Q: How long should memories persist? Should they ever be automatically deleted?

Memories should have different lifetimes based on type. Facts (“user’s company uses AWS”) persist until corrected. Episodic memories (“helped debug X yesterday”) are most useful for 1-4 weeks, then should be summarized and compressed. Procedural memories (“this workflow works for their team”) persist but with decreasing relevance weight over time. Implement memory decay: reduce retrieval weight for older memories, and periodically consolidate (summarize old memories into higher-level patterns).

Q: Can I use the same vector database for RAG and agent memory?

Yes, with namespace separation. Use separate collections or partitions: one for your knowledge base (RAG), one per user for their memories. This simplifies infrastructure while maintaining isolation. The embedding model can be the same, but you might want different retrieval strategies (RAG uses broader search, memory uses stricter user-scoped search with higher similarity thresholds).

Interview questions

Q: Design the memory architecture for a personal AI coding assistant that helps a developer across multiple projects over months. What should it remember, how should it store it, and how should it retrieve?

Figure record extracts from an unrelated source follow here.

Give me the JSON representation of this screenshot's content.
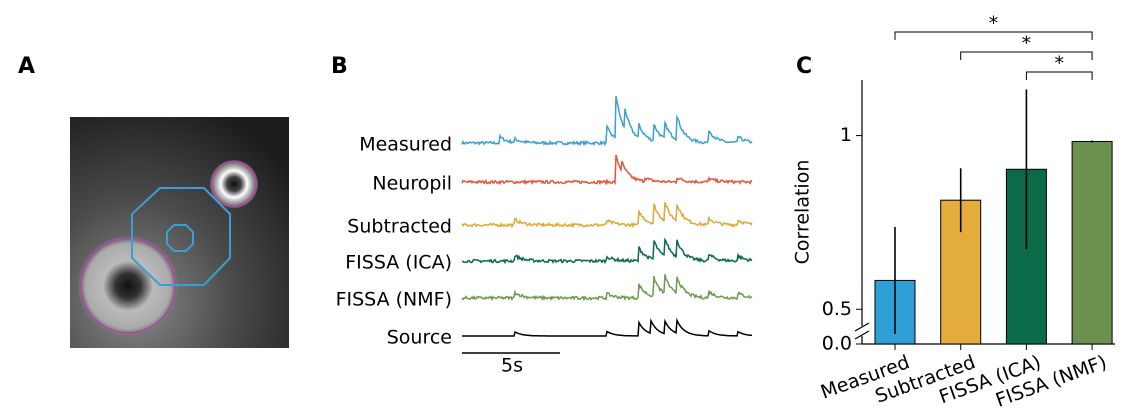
{
  "panels": {
    "a": {
      "label": "A"
    },
    "b": {
      "label": "B",
      "traces": [
        "Measured",
        "Neuropil",
        "Subtracted",
        "FISSA (ICA)",
        "FISSA (NMF)",
        "Source"
      ],
      "scale_bar": "5s"
    },
    "c": {
      "label": "C"
    }
  },
  "chart_data": {
    "type": "bar",
    "ylabel": "Correlation",
    "categories": [
      "Measured",
      "Subtracted",
      "FISSA (ICA)",
      "FISSA (NMF)"
    ],
    "values": [
      0.583,
      0.814,
      0.903,
      0.983
    ],
    "errors": [
      0.154,
      0.092,
      0.23,
      0.003
    ],
    "colors": [
      "#2f9fd8",
      "#e4ac3a",
      "#0b6a47",
      "#6b9150"
    ],
    "ylim": [
      0.4,
      1.16
    ],
    "yticks": [
      {
        "value": 0,
        "label": "0.0"
      },
      0.5,
      1
    ],
    "annotations": [
      "*",
      "*",
      "*"
    ]
  }
}
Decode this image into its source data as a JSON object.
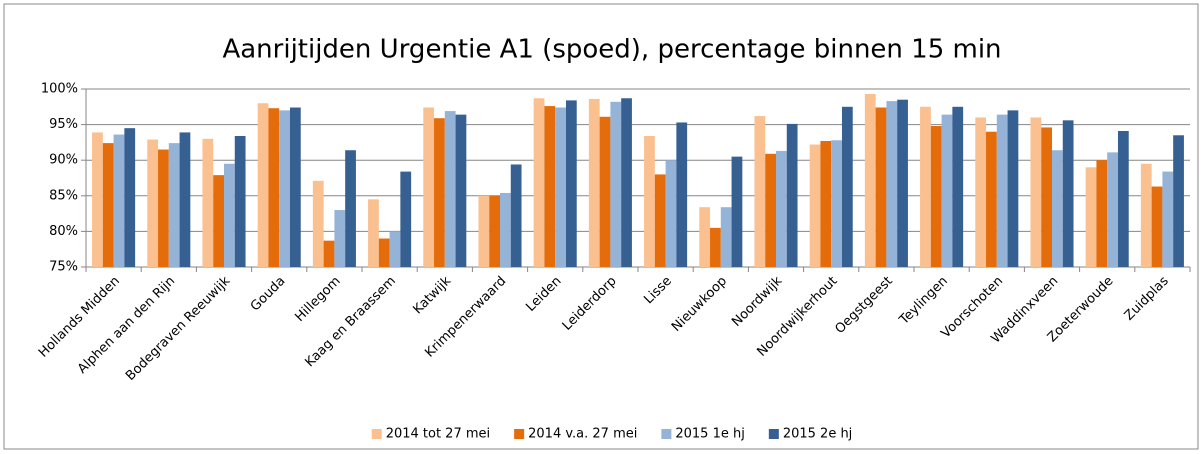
{
  "chart_data": {
    "type": "bar",
    "title": "Aanrijtijden Urgentie A1 (spoed), percentage binnen 15 min",
    "categories": [
      "Hollands Midden",
      "Alphen aan den Rijn",
      "Bodegraven Reeuwijk",
      "Gouda",
      "Hillegom",
      "Kaag en Braassem",
      "Katwijk",
      "Krimpenerwaard",
      "Leiden",
      "Leiderdorp",
      "Lisse",
      "Nieuwkoop",
      "Noordwijk",
      "Noordwijkerhout",
      "Oegstgeest",
      "Teylingen",
      "Voorschoten",
      "Waddinxveen",
      "Zoeterwoude",
      "Zuidplas"
    ],
    "series": [
      {
        "name": "2014 tot 27 mei",
        "color": "#fac090",
        "values": [
          93.9,
          92.9,
          93.0,
          98.0,
          87.1,
          84.5,
          97.4,
          85.0,
          98.7,
          98.6,
          93.4,
          83.4,
          96.2,
          92.2,
          99.3,
          97.5,
          96.0,
          96.0,
          89.0,
          89.5
        ]
      },
      {
        "name": "2014 v.a. 27 mei",
        "color": "#e46c0a",
        "values": [
          92.4,
          91.5,
          87.9,
          97.3,
          78.7,
          79.0,
          95.9,
          85.0,
          97.6,
          96.1,
          88.0,
          80.5,
          90.9,
          92.7,
          97.4,
          94.8,
          94.0,
          94.6,
          90.0,
          86.3
        ]
      },
      {
        "name": "2015 1e hj",
        "color": "#95b3d7",
        "values": [
          93.6,
          92.4,
          89.5,
          97.0,
          83.0,
          80.0,
          96.9,
          85.4,
          97.4,
          98.2,
          90.0,
          83.4,
          91.3,
          92.8,
          98.3,
          96.4,
          96.4,
          91.4,
          91.1,
          88.4
        ]
      },
      {
        "name": "2015 2e hj",
        "color": "#376092",
        "values": [
          94.5,
          93.9,
          93.4,
          97.4,
          91.4,
          88.4,
          96.4,
          89.4,
          98.4,
          98.7,
          95.3,
          90.5,
          95.1,
          97.5,
          98.5,
          97.5,
          97.0,
          95.6,
          94.1,
          93.5
        ]
      }
    ],
    "ylim": [
      75,
      100
    ],
    "yticks": [
      {
        "value": 75,
        "label": "75%"
      },
      {
        "value": 80,
        "label": "80%"
      },
      {
        "value": 85,
        "label": "85%"
      },
      {
        "value": 90,
        "label": "90%"
      },
      {
        "value": 95,
        "label": "95%"
      },
      {
        "value": 100,
        "label": "100%"
      }
    ],
    "grid": true,
    "legend": "bottom"
  }
}
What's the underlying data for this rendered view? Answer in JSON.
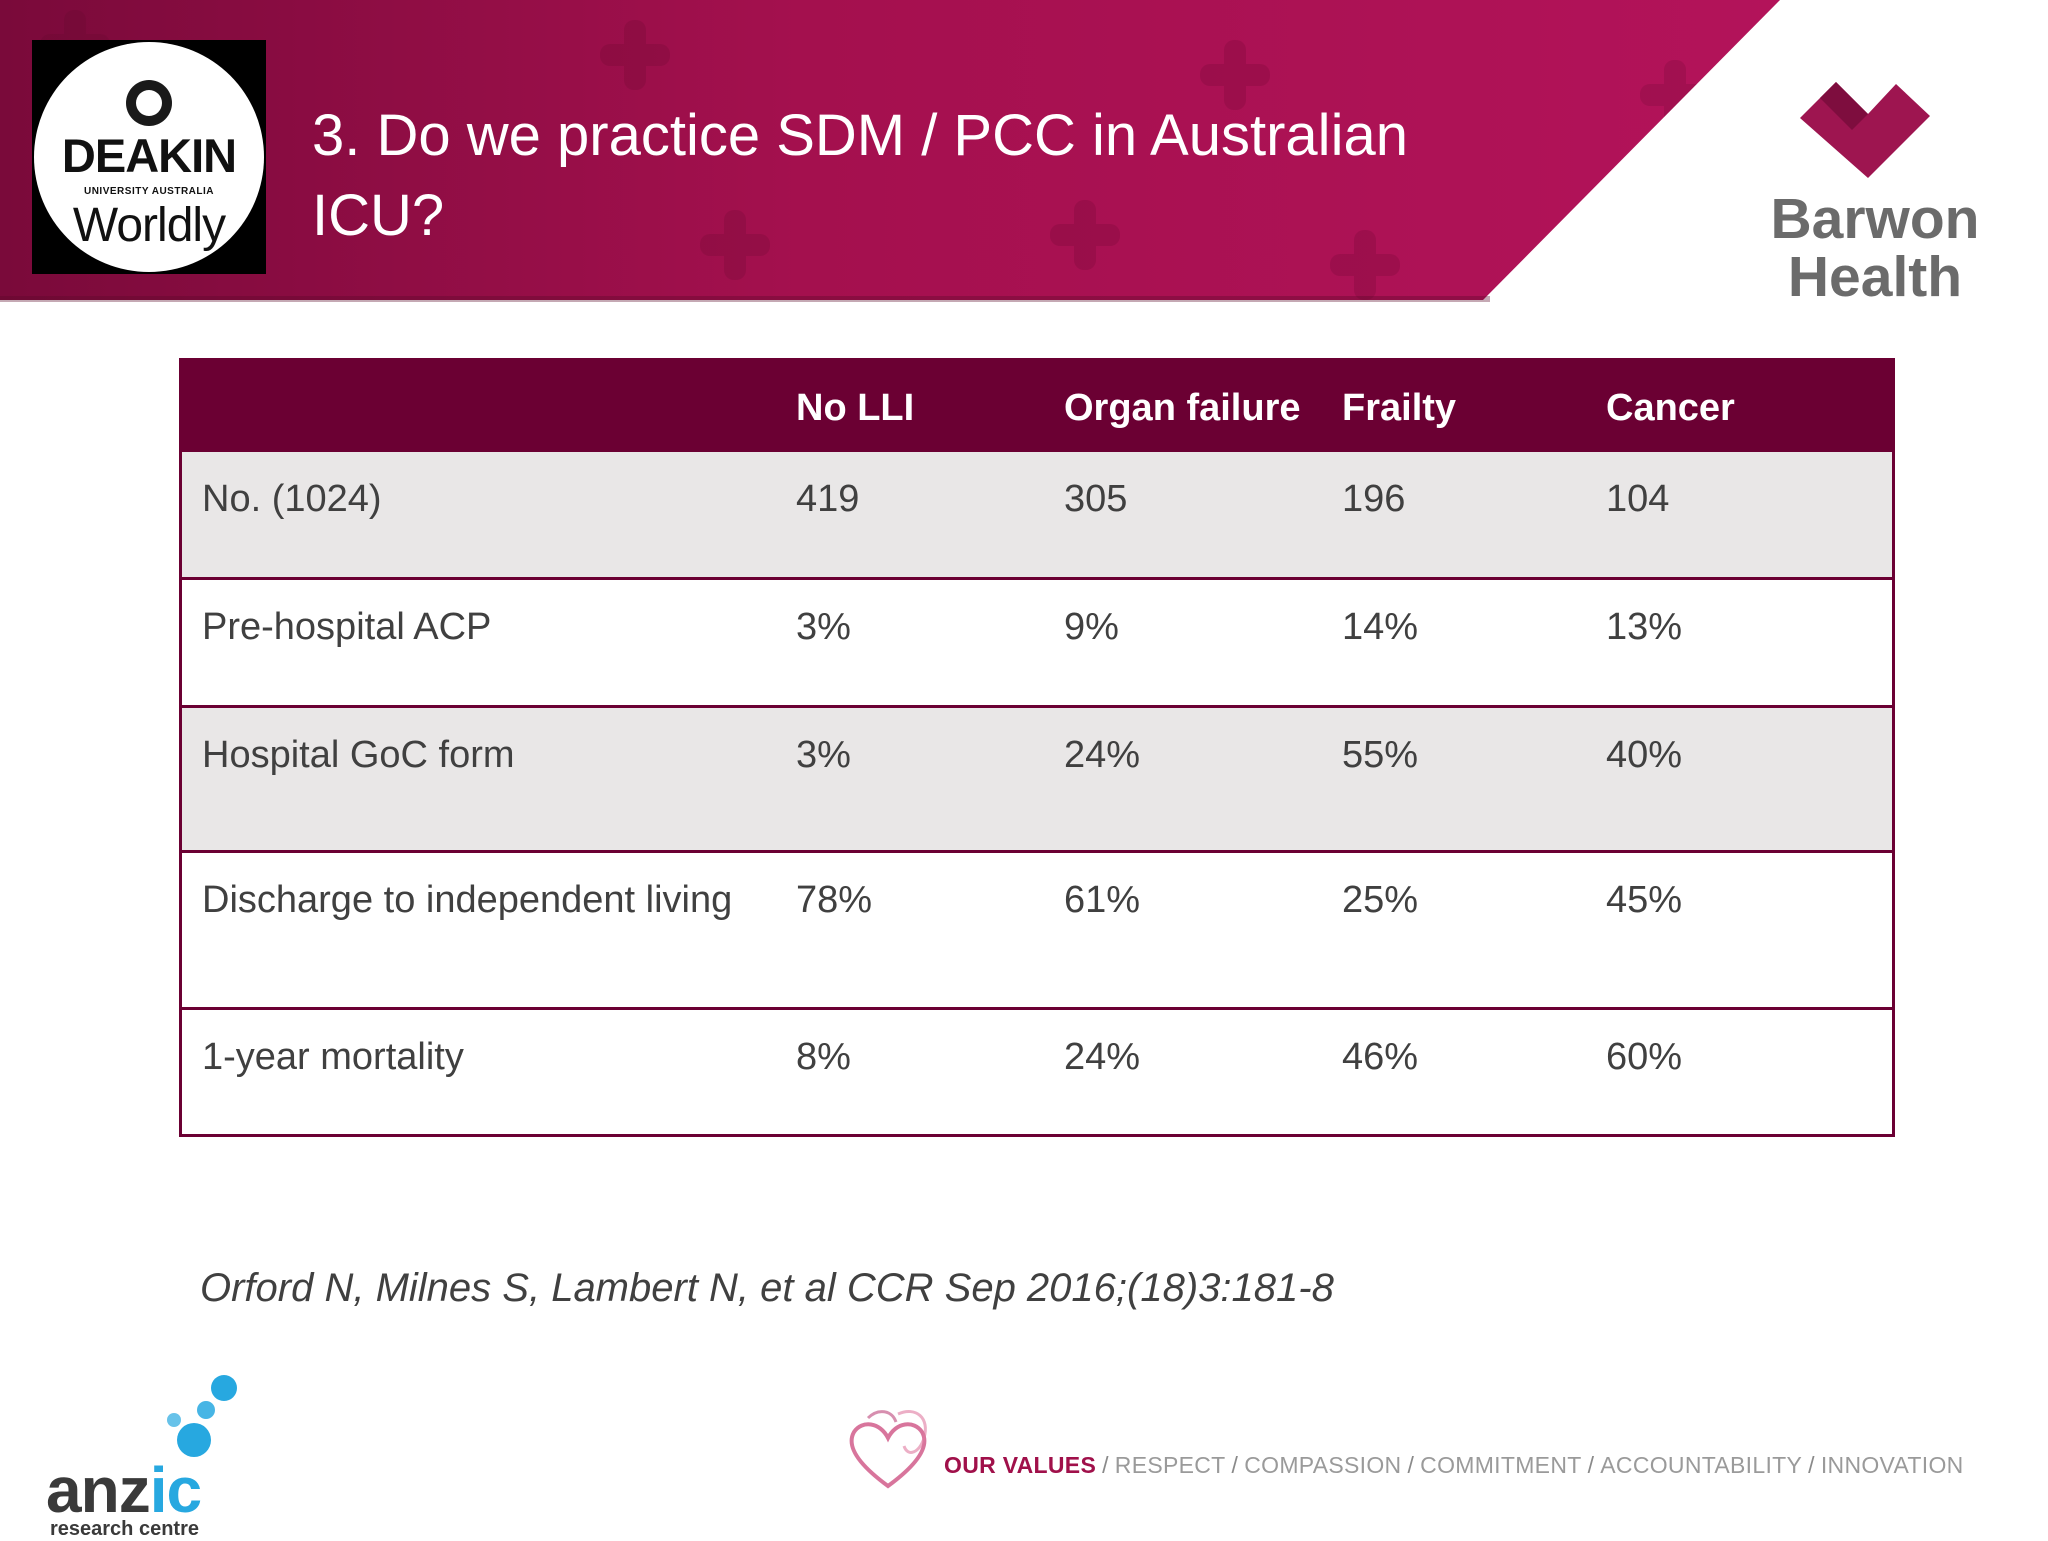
{
  "slide": {
    "title": "3. Do we practice SDM / PCC in Australian ICU?",
    "citation": "Orford N, Milnes S, Lambert N, et al CCR Sep 2016;(18)3:181-8"
  },
  "logos": {
    "deakin": {
      "name": "DEAKIN",
      "sub": "UNIVERSITY AUSTRALIA",
      "tagline": "Worldly"
    },
    "barwon": {
      "name": "Barwon\nHealth",
      "heart_color": "#9e1550"
    },
    "anzic": {
      "name_dark": "anz",
      "name_blue": "ic",
      "sub": "research centre",
      "dot_color": "#27a8e0"
    },
    "values": {
      "label": "OUR VALUES",
      "slash": "/",
      "items": [
        "RESPECT",
        "COMPASSION",
        "COMMITMENT",
        "ACCOUNTABILITY",
        "INNOVATION"
      ]
    }
  },
  "table": {
    "headers": [
      "",
      "No LLI",
      "Organ failure",
      "Frailty",
      "Cancer"
    ],
    "rows": [
      {
        "label": "No. (1024)",
        "values": [
          "419",
          "305",
          "196",
          "104"
        ]
      },
      {
        "label": "Pre-hospital ACP",
        "values": [
          "3%",
          "9%",
          "14%",
          "13%"
        ]
      },
      {
        "label": "Hospital GoC form",
        "values": [
          "3%",
          "24%",
          "55%",
          "40%"
        ]
      },
      {
        "label": "Discharge to independent living",
        "values": [
          "78%",
          "61%",
          "25%",
          "45%"
        ]
      },
      {
        "label": "1-year mortality",
        "values": [
          "8%",
          "24%",
          "46%",
          "60%"
        ]
      }
    ]
  },
  "colors": {
    "banner": "#a4104e",
    "table_header": "#6b0033",
    "row_shade": "#e9e7e7",
    "text": "#404040"
  }
}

Memory types: (1) Project facts - languages, frameworks, architecture decisions, conventions per project. Stored with project_id metadata. (2) User preferences - coding style, preferred libraries, review standards. Stored globally. (3) Interaction history - summarized past conversations with key decisions. Stored chronologically with project context. (4) Successful patterns - approaches that worked for this user’s codebase. Stored as procedural memories. Storage: vector database (Qdrant/Pinecone) with metadata filtering. Retrieval strategy: at session start, retrieve project-relevant memories (filter by current project). During conversation, retrieve memories relevant to the current query. Inject as “context from previous sessions” with timestamps. Scope control: memories from Project A should not influence work on Project B unless explicitly relevant (shared libraries, user preferences).

Q: Your AI agent has accumulated 10,000 memories over 6 months. Users complain it sometimes references outdated information. How do you implement memory lifecycle management?

Multi-strategy approach: (1) Timestamp-based decay - reduce retrieval score for older memories (multiply by decay factor based on age). (2) Confidence degradation - facts not reconfirmed in 3 months get flagged as “possibly outdated” when retrieved. (3) Contradiction detection - when new information contradicts stored memory, update or invalidate the old memory automatically. (4) Periodic consolidation - monthly job that summarizes old episodic memories into compact fact statements and removes the detailed episodes. (5) User-triggered cleanup - “forget everything about project X” or “my stack has changed” commands that invalidate relevant memories. (6) Access-based relevance - memories never retrieved in 60 days are candidates for archival. Monitoring: track memory age distribution, retrieval hit rate, and user corrections (signal of stale memories being surfaced).